Merkuri dapat terjadi alami, misalnya dari
tanah, batuan, tambang, aktivitas gunung berapi, fosil, batubara, dan minyak
bumi, maupun karena berbagai aktivitas manusia. Kelimpahan merkuri alami
sangat kecil, rata-rata 0,08 part per million mass, sebagai bijih tambang
cinnabar, corderoite, livingstonite atau bergabung dengan mineral lain.
Pencemaran merkuri timbul lebih karena aktivitas manusia seperti penambangan
emas, industri, dan pemakaian minyak bumi.
Dulu
untuk industri
Dulu, merkuri banyak digunakan di berbagai
industri. Misal, dalam industri kosmetik untuk membuat kulit menjadi putih
dan terlihat bercahaya, industri batu baterai untuk mencegah kebocoran
baterai, pengisi termometer dan manometer, elektroda, lampu UV dan
fluorescence, hingga bidang kesehatan sebagai antiseptik (obat merah) dan
amalgam penambal gigi berlubang. Namun, fakta bahwa merkuri berbahaya bagi
manusia membuat beberapa negara membatasi penggunaan merkuri.
Sebagai logam bebas, merkuri tidak larut
dalam air, tetapi mudah menguap dan mencemari udara. Uap merkuri tidak
berbau, tidak berwarna, dan tidak berasa sehingga dapat terhirup masuk ke
dalam tubuh tanpa diketahui. Sebagai garam anorganik, merkuri klorida dapat
larut di air, sedangkan merkuri sulfat tidak larut. Bahaya akibat pencemaran
merkuri anorganik adalah kerusakan hati dan ginjal. Namun, garam merkuri
organik lebih berbahaya dibandingkan dengan garam merkuri anorganik.
Metil merkuri merupakan garam yang paling
berbahaya karena dapat langsung berpengaruh pada saraf dan otak. Selain itu,
metil merkuri yang terserap tubuh akan terakumulasi karena proses
pengeluarannya sangat lambat. Gejala klinis keracunan merkuri akut meliputi
sakit perut, mual dan muntah, diare disertai darah, dan shock. Gejala ini
mirip dengan gejala keracunan pada umumnya sehingga sulit dibedakan, apakah
disebabkan oleh merkuri atau penyakit lain.

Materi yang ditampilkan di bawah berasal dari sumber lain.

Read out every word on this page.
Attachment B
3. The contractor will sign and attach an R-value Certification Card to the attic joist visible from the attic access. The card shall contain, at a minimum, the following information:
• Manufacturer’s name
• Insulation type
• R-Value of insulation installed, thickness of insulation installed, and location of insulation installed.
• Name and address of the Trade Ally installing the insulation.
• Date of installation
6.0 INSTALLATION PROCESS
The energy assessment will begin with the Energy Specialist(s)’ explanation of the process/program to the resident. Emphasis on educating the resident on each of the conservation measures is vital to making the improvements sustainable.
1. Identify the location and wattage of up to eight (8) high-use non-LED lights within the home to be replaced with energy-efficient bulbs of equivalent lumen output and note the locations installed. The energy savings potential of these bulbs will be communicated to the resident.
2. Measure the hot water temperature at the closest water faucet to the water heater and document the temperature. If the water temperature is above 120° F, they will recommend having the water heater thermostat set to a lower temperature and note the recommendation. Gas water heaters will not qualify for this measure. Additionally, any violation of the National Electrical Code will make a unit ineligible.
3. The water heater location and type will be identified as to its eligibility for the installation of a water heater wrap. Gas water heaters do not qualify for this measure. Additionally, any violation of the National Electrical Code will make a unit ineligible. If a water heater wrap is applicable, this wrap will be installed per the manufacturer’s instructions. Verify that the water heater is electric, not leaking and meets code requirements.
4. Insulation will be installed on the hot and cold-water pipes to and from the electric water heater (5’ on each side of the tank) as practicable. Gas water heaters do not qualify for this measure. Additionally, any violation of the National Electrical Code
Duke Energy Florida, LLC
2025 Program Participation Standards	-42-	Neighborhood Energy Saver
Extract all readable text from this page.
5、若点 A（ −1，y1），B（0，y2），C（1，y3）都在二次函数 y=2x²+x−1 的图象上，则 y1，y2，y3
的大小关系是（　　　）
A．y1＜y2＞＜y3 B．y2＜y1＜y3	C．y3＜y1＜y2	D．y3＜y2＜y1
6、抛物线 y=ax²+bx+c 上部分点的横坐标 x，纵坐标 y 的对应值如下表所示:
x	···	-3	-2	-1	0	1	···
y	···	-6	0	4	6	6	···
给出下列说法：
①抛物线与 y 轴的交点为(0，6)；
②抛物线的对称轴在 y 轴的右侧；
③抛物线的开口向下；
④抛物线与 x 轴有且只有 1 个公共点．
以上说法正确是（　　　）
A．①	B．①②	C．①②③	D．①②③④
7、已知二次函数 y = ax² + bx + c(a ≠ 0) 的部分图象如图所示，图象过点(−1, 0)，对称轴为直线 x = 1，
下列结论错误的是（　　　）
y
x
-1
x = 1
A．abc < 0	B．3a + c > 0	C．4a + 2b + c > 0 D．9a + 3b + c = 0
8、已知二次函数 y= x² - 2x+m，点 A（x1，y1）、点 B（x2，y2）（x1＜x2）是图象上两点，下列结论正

Pada keracunan merkuri, gejala ini akan
berlangsung secara terus-menerus, hingga terjadi pembengkakan kelenjar ludah,
stomatitis, gigi yang menjadi longgar, hepatitis, hingga kematian. Pada ibu
hamil, keracunan merkuri dapat menyebabkan janin tidak berkembang, sedangkan
pada bayi, keracunan merkuri bisa menyebabkan cacat dan keterbelakangan
mental.
Pencemaran
merkuri
Berdasarkan program lingkungan United
Nations, sekitar 1960 ton merkuri dilepaskan ke udara tahun 2010. Dari jumlah
itu, 80 persen berasal dari negara berkembang di Asia, Afrika, dan Amerika
Latin. Porsi terbanyak, 37 persen, berkaitan dengan penambangan skala kecil
yang menggunakan merkuri untuk menambang emas dan melepaskan kembali merkuri
ke udara saat emasnya diekstraksi.
Penambang biasanya menggunakan cinnabar
sebagai sumber merkuri. Saat cinnabar dipanaskan, merkuri akan dilepaskan
sebagai uap merkuri. Uap ini didinginkan untuk mengumpulkan merkurinya.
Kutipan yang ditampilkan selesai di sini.